"To a distressed gentlewoman and her company, 14 in all, 2s."
"To 16 Englishmen that were taken by the Dutch and got on land ageine, 2s."
The regular poor seem to have been treated pretty liberally. Pauper children were taught to read:
"For hornbook and primmer for Jenkins' girle to learn to read, 6d."
"To a woman for curing a foundling boy of a broken belly, 10s."
Midwives and "gossips" were paid by the churchwardens, and at the christening the parson received 1s., the clerk 6d., and registration 4d. Minute details of expenses incurred for individual paupers are amusing enough:
"Paid Goodman Dooding for dressing of Mary Leonard's legg, and to buy salve by consent of the parish, 5s."

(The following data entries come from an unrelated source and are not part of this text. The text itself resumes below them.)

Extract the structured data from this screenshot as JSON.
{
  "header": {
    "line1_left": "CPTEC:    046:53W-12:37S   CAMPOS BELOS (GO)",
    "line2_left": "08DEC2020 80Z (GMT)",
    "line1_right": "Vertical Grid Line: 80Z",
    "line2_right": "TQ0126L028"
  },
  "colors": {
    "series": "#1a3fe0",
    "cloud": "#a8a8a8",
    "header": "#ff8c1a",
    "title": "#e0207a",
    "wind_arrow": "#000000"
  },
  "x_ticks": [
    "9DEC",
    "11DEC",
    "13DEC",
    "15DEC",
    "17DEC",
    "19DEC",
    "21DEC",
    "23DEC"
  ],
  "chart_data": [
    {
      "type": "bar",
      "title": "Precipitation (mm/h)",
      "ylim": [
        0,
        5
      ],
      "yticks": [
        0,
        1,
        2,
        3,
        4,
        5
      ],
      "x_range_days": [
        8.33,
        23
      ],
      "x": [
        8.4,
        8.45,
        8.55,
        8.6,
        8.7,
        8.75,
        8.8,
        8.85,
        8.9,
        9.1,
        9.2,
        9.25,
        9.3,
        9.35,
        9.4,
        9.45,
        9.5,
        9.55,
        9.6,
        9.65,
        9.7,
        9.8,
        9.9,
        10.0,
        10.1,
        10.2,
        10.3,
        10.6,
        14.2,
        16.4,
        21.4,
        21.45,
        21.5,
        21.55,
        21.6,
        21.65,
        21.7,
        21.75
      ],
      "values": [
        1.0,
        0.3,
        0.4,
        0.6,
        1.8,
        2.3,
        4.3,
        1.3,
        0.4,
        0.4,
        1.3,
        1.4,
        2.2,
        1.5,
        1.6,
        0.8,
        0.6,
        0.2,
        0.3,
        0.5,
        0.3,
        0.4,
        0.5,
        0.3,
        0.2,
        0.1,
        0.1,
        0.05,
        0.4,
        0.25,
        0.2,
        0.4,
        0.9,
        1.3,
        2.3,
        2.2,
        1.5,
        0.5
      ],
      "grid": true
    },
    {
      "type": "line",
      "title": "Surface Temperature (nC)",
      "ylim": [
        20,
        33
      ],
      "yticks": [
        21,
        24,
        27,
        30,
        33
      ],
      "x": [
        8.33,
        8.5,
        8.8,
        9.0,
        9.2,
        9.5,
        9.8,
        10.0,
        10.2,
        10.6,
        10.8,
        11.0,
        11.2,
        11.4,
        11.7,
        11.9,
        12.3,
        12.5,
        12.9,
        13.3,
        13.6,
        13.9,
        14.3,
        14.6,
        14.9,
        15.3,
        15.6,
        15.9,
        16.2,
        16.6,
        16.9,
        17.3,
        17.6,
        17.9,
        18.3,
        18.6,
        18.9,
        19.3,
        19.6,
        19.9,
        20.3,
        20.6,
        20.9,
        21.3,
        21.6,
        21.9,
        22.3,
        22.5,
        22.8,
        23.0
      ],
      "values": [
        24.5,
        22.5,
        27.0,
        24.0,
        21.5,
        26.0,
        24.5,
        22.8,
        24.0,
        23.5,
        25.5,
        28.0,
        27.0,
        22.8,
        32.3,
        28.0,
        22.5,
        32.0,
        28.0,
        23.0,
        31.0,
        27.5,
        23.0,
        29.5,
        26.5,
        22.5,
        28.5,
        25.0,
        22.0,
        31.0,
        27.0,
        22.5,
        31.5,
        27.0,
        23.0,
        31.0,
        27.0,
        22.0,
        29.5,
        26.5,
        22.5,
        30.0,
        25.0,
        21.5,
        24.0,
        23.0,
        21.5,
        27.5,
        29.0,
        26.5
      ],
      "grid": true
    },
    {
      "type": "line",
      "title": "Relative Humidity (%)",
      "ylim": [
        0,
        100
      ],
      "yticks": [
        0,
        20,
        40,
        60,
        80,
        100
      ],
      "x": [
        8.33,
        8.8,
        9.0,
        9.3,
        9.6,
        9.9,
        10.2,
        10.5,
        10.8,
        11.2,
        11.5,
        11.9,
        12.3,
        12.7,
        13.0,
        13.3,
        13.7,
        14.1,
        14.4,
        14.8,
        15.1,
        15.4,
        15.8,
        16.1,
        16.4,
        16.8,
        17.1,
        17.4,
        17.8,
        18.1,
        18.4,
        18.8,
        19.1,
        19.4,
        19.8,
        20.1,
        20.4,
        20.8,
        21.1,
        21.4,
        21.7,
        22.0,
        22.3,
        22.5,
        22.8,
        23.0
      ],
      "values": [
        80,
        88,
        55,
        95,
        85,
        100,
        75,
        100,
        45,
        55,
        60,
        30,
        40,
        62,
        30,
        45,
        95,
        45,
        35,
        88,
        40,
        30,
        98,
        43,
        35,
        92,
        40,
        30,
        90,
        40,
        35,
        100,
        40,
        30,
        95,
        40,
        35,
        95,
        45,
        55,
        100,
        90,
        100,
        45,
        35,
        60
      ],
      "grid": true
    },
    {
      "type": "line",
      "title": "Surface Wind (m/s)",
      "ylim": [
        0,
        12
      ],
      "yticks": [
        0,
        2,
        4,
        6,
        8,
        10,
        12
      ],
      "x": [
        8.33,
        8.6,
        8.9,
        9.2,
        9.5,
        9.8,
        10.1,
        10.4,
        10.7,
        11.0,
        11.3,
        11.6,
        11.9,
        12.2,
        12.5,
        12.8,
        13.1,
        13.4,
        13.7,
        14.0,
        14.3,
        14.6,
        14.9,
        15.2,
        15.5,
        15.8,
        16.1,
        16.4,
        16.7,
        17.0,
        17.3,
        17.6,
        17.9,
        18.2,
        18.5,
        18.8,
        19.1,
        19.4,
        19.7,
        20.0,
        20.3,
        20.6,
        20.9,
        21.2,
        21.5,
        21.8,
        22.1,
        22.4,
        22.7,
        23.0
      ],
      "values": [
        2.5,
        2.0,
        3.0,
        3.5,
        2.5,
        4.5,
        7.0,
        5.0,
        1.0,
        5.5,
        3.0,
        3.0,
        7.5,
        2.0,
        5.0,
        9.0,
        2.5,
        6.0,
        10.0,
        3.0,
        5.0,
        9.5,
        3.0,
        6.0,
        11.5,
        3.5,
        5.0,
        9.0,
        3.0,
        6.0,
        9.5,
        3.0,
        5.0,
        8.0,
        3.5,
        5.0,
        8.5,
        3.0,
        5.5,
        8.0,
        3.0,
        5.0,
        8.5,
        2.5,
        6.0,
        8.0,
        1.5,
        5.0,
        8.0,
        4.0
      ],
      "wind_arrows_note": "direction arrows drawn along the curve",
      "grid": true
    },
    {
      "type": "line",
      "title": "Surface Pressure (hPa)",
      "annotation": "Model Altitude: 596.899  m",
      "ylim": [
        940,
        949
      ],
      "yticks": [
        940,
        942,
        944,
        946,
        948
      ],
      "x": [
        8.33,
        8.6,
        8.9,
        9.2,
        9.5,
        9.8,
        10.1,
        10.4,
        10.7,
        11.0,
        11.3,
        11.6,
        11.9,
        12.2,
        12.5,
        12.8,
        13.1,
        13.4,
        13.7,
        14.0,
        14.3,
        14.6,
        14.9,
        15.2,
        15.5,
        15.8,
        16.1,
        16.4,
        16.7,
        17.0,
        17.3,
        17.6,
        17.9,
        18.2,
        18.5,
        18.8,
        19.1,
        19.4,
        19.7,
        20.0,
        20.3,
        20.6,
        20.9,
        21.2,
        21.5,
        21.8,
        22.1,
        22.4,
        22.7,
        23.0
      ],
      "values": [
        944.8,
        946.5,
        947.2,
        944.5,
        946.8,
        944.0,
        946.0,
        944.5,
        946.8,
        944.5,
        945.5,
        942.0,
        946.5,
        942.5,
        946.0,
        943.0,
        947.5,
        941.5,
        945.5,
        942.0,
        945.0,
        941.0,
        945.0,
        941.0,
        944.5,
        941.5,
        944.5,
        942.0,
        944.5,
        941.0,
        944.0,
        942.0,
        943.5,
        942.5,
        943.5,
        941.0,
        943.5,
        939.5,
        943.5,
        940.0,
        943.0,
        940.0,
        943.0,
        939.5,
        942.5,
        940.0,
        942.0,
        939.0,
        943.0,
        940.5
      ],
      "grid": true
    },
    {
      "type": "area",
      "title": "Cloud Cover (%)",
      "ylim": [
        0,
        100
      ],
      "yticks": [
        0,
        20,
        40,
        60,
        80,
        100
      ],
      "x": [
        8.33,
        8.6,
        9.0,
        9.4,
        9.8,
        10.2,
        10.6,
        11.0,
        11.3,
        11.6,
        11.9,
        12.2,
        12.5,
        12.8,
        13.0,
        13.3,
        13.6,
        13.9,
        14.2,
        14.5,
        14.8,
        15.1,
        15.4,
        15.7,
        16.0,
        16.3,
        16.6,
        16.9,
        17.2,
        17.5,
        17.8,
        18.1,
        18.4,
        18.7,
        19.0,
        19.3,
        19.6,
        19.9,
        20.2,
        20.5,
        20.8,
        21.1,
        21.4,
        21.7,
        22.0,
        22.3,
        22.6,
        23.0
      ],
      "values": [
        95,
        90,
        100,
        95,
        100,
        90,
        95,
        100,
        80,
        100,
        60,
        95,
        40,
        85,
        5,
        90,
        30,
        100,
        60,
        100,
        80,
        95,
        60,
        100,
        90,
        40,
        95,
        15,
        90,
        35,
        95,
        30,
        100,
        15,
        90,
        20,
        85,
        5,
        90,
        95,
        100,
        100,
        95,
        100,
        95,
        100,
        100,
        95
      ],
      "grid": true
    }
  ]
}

"Paid Mr. Hill for cloth and thred for two shirts for old Panting, he being full of vermin, 5s. 9-1/2d.; and for making, 8d."
Indications are apparent of the great severity of the small-pox at the close of the seventeenth century, and the physicking for this and other diseases was considerable: a mixture was charged 1s. 6d., a bolus 10d., a "vomitt" and a bottle of syrup 8d., a "cordiall draught" 14d., "a mass of pils" 3s., a glass of tincture 1s., and a "Hipnott (?) mixture" 1s.
"Paid Ald. Tyas' bill for medicines to Mr. Blackwell and Joan Harris' legg wch was cutt off 11th Nov. (1698), broke by Mrs. Hammons' cart, for subsistence in her distress for 20 weeks and her mother-in-law to keep her, £1. 10s."